Amethist is right, this won't be easy, as you are already seeing and going through......If he isn't in therapy, and dealing with his issues, then things WILL NOT get any better than they are right now, and they may even get worse.......

You need to learn to separate the man from the PTSD. Some things, yes, you can blame on PTSD, other things, NO, and he needs to take responsibility for them. Playing video games is ok, but when it starts to interfere with your marriage, then that behavior is NOT acceptable. Sleeping, is a huge issue for many PTSD sufferers.....If he isn't sleeping at night, but sleeping during the day...Sorry, but that won't work either, he has then just flipped his sleeping schedule around, and needs to flip it back, so he sleeps when you do, or at least attempts too.......

He also should be responsible for his own things.

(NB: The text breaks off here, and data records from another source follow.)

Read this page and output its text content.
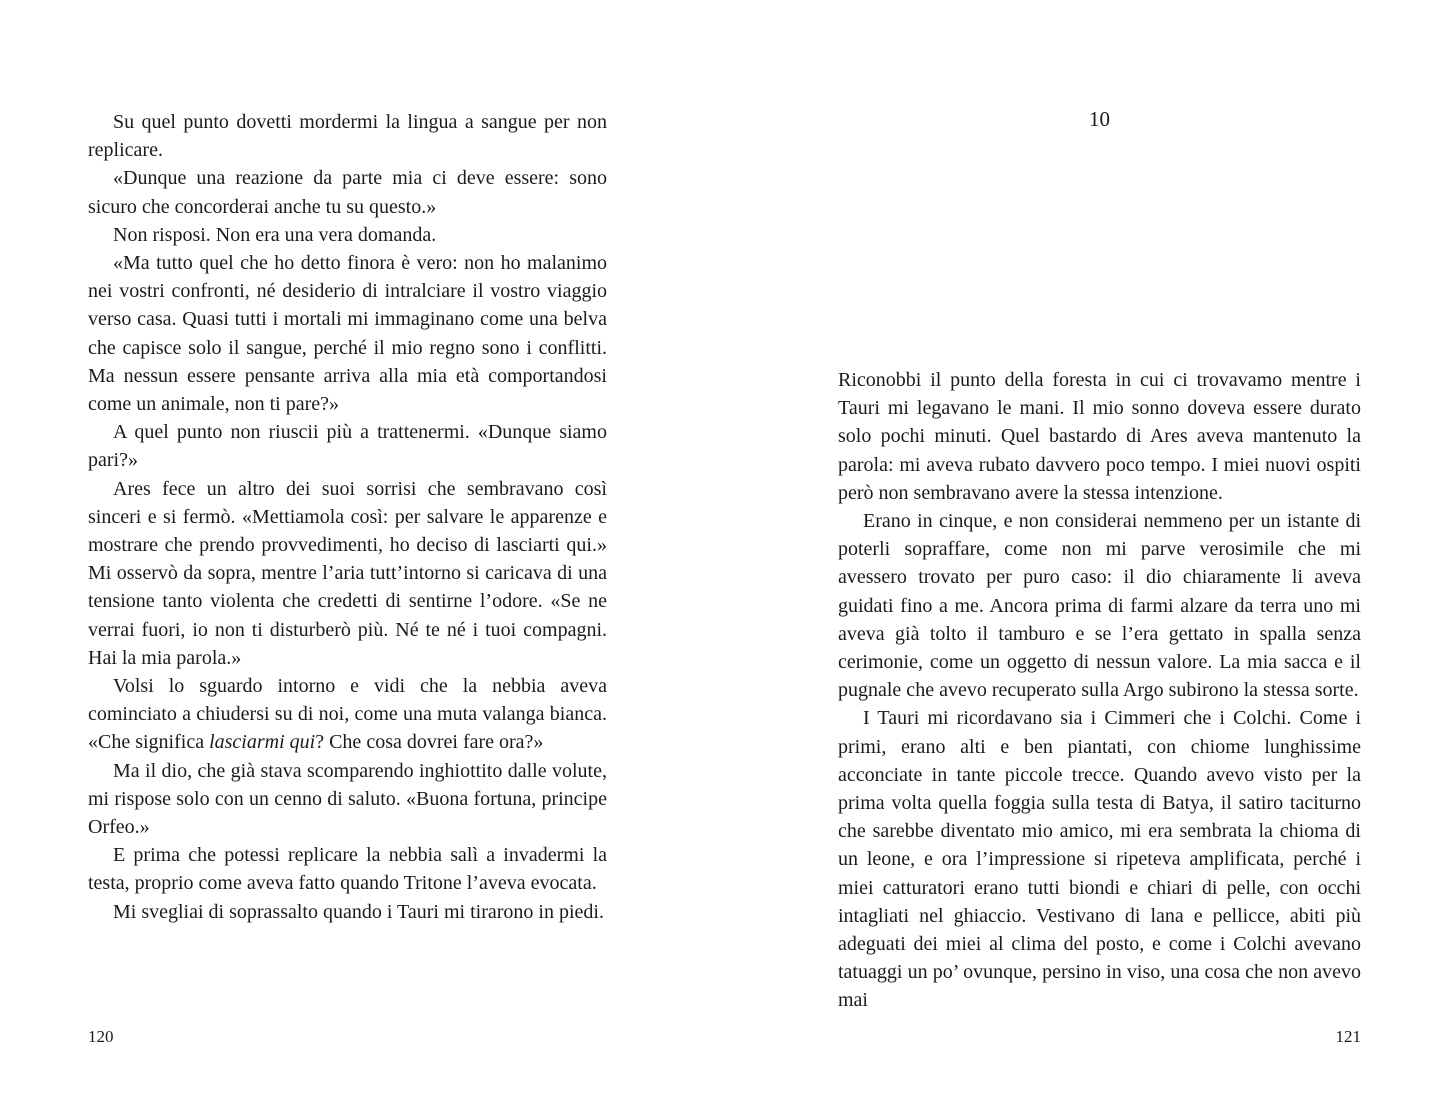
Su quel punto dovetti mordermi la lingua a sangue per non replicare.

«Dunque una reazione da parte mia ci deve essere: sono sicuro che concorderai anche tu su questo.»

Non risposi. Non era una vera domanda.

«Ma tutto quel che ho detto finora è vero: non ho malanimo nei vostri confronti, né desiderio di intralciare il vostro viaggio verso casa. Quasi tutti i mortali mi immaginano come una belva che capisce solo il sangue, perché il mio regno sono i conflitti. Ma nessun essere pensante arriva alla mia età comportandosi come un animale, non ti pare?»

A quel punto non riuscii più a trattenermi. «Dunque siamo pari?»

Ares fece un altro dei suoi sorrisi che sembravano così sinceri e si fermò. «Mettiamola così: per salvare le apparenze e mostrare che prendo provvedimenti, ho deciso di lasciarti qui.» Mi osservò da sopra, mentre l’aria tutt’intorno si caricava di una tensione tanto violenta che credetti di sentirne l’odore. «Se ne verrai fuori, io non ti disturberò più. Né te né i tuoi compagni. Hai la mia parola.»

Volsi lo sguardo intorno e vidi che la nebbia aveva cominciato a chiudersi su di noi, come una muta valanga bianca. «Che significa lasciarmi qui? Che cosa dovrei fare ora?»

Ma il dio, che già stava scomparendo inghiottito dalle volute, mi rispose solo con un cenno di saluto. «Buona fortuna, principe Orfeo.»

E prima che potessi replicare la nebbia salì a invadermi la testa, proprio come aveva fatto quando Tritone l’aveva evocata.

Mi svegliai di soprassalto quando i Tauri mi tirarono in piedi.

120
10

Riconobbi il punto della foresta in cui ci trovavamo mentre i Tauri mi legavano le mani. Il mio sonno doveva essere durato solo pochi minuti. Quel bastardo di Ares aveva mantenuto la parola: mi aveva rubato davvero poco tempo. I miei nuovi ospiti però non sembravano avere la stessa intenzione.

Erano in cinque, e non considerai nemmeno per un istante di poterli sopraffare, come non mi parve verosimile che mi avessero trovato per puro caso: il dio chiaramente li aveva guidati fino a me. Ancora prima di farmi alzare da terra uno mi aveva già tolto il tamburo e se l’era gettato in spalla senza cerimonie, come un oggetto di nessun valore. La mia sacca e il pugnale che avevo recuperato sulla Argo subirono la stessa sorte.

I Tauri mi ricordavano sia i Cimmeri che i Colchi. Come i primi, erano alti e ben piantati, con chiome lunghissime acconciate in tante piccole trecce. Quando avevo visto per la prima volta quella foggia sulla testa di Batya, il satiro taciturno che sarebbe diventato mio amico, mi era sembrata la chioma di un leone, e ora l’impressione si ripeteva amplificata, perché i miei catturatori erano tutti biondi e chiari di pelle, con occhi intagliati nel ghiaccio. Vestivano di lana e pellicce, abiti più adeguati dei miei al clima del posto, e come i Colchi avevano tatuaggi un po’ ovunque, persino in viso, una cosa che non avevo mai

121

I guess, what I am trying to say is this.....You need to stop enabling him to wallow in his PTSD, use it as an excuse to not live, and start letting him be responsible for himself......
 
I agree with what Wendy said so I wont repeat what she has said.

My advice as a Carer of almost 3.5 years, starting with a man who was acting like your boyfriend, is this:
* with both participating in a relationship you are both living in a bubble of sorts - both escaping relality in different ways. Your boyfriend is using the Internet & you can justify PTSD as a reason for things not being near normal (you will never have 100% normal with PTSD), but it can be a lot better than what you are describing
* start setting small boundaries - like when you get home from work Internet time stops while you have dinner together - even if it just means sitting together & your boyfriend being away from the computer
* sleeping days & staying up on the computer at night (if he is doing this) is not acceptable & he has to at least start trying to change by going to bed with you - even if he gets up later at the start & work towards him re-training his body clock
* DO NOT mother him by paying all his bills & taking care of his appointments. He is an adult so he should act as one. What you say suggests you are enabling him which is not good to do with PTSD
* your boyfriend needs to learn to manage his stress & communicate to you what things you can do to help alieviate it - not the other way around
* read the sticky threads at the top of each section in the Carers section & take care of you.

Good luck. While this is not easy it is achievable!!!